Interpellé hier à l’Assemblée par l’opposition sur le réveil triomphant des Islamistes aussi bien en Libye qu’en Tunisie, Alain Juppé s’est écrié : « Auriez-vous préféré que la France soutienne les dictatures de Ben Ali et de Kadhafi ? » L’argument est particulièrement faiblard.
D’abord, la France a soutenu, aidé, applaudi ces dictatures pendant des décennies.
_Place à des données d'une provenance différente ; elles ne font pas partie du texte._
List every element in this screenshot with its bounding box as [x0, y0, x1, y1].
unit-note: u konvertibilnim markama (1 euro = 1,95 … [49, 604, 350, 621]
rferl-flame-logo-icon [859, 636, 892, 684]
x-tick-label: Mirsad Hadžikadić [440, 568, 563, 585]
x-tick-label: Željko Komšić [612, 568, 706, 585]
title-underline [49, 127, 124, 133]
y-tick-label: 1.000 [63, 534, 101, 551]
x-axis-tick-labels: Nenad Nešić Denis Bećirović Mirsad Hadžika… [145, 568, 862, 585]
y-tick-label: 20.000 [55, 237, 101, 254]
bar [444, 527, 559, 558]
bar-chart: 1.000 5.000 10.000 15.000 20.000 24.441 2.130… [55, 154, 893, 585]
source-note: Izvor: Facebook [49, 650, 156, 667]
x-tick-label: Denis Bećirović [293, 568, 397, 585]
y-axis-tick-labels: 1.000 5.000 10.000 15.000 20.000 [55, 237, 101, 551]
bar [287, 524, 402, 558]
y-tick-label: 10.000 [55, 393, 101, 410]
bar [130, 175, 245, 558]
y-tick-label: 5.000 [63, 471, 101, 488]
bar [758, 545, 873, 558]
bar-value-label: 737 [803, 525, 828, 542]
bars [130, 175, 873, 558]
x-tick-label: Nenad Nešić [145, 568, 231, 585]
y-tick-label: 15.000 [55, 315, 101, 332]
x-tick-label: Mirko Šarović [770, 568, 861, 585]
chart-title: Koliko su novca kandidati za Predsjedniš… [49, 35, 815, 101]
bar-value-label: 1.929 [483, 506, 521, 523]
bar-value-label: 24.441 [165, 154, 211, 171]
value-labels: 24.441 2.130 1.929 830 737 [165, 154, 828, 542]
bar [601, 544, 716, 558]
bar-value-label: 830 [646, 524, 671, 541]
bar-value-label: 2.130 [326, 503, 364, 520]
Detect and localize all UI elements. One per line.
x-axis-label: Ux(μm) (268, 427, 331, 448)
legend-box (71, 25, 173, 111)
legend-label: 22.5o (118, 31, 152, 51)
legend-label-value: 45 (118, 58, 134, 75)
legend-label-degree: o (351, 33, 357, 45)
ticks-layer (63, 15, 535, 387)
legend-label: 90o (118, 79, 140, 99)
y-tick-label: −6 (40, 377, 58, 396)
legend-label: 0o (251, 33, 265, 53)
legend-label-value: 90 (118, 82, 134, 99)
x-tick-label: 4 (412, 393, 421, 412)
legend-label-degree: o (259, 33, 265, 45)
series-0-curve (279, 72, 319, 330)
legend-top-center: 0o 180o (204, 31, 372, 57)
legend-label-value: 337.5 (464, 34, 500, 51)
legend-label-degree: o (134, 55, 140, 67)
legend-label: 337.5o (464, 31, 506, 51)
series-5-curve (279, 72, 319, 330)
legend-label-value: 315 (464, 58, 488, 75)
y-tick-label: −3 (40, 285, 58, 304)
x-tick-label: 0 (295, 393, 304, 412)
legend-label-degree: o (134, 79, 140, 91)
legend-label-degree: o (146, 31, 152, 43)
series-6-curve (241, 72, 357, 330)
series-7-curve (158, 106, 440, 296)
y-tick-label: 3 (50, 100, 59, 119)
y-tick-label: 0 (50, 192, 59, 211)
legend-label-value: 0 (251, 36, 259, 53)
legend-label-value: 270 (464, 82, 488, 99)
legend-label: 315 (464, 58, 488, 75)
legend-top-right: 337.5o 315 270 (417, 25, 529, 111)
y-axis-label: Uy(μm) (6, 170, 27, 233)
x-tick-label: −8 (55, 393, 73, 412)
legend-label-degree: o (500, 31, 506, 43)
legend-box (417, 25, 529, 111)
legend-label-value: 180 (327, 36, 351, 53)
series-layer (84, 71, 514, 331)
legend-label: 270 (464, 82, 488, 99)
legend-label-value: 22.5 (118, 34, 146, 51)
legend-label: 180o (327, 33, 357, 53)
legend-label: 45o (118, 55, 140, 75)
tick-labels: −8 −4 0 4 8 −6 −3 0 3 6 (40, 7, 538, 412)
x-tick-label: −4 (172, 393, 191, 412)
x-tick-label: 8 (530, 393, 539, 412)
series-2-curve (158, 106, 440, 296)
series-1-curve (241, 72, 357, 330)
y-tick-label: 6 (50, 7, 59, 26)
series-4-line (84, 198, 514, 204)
Tout le monde se souvient, notamment, de l’accueil particulièrement scandaleux que Sarkozy a réservé à Paris au « fou furieux de Tripoli » et personne n’a oublié les liens que nos dirigeants –et pas seulement Michèle Alliot-Marie- entretenaient avec le potentat de Tunis.
Ensuite, il est absurde de dire qu’en s’inquiétant des menaces évidentes que représentent les Islamistes on prend la défense des dictateurs, même si ce fut longtemps là l’alibi que brandissaient les capitales occidentales pour défendre leur politique de compromission avec ces régimes tyranniques.
On a parfaitement le droit de ne pas vouloir choisir entre la peste et le choléra et de rêver pour tous ces pays d’un système qui leur ferait connaître à la fois la liberté pour chacun citoyen et un développement économique dont tous pourraient bénéficier.
On pouvait ne pas aimer le régime du Chah en Iran sans pour autant verser dans l’enthousiasme –comme l’ont fait beaucoup de nos responsables politiques et de nos intellectuels- pour la théocratie sanguinaire qu’instaurait l’ayatollah Khomeiny.
Kadhafi était évidemment indéfendable et on ne peut que se réjouir de sa chute, mais le Conseil National de Transition (auquel nos avions ont donné la victoire) qui lui succède à Tripoli et qui vient d’annoncer que la Charia fera désormais la loi en Libye ne vaut évidemment pas mieux. Idem en Tunisie. Tout le monde s’est félicité de la chute de Ben Ali mais personne ne peut se réjouir du succès des Islamistes.
Certains nous disent, avec une naïveté confondante qui frise la mauvaise foi, que ces élections sont « un succès pour la démocratie » même si les résultats peuvent être décevants pour les démocrates occidentaux. Mais la démocratie ce n’est pas seulement un système électoral. En 1934, Hitler a remporté, en toute légalité, les élections. Peut-on dire que ce fut vraiment un succès pour la démocratie ?
Les pays qui ont échangé un tyran contre ce genre de démocratie déchantent d’ailleurs bien souvent.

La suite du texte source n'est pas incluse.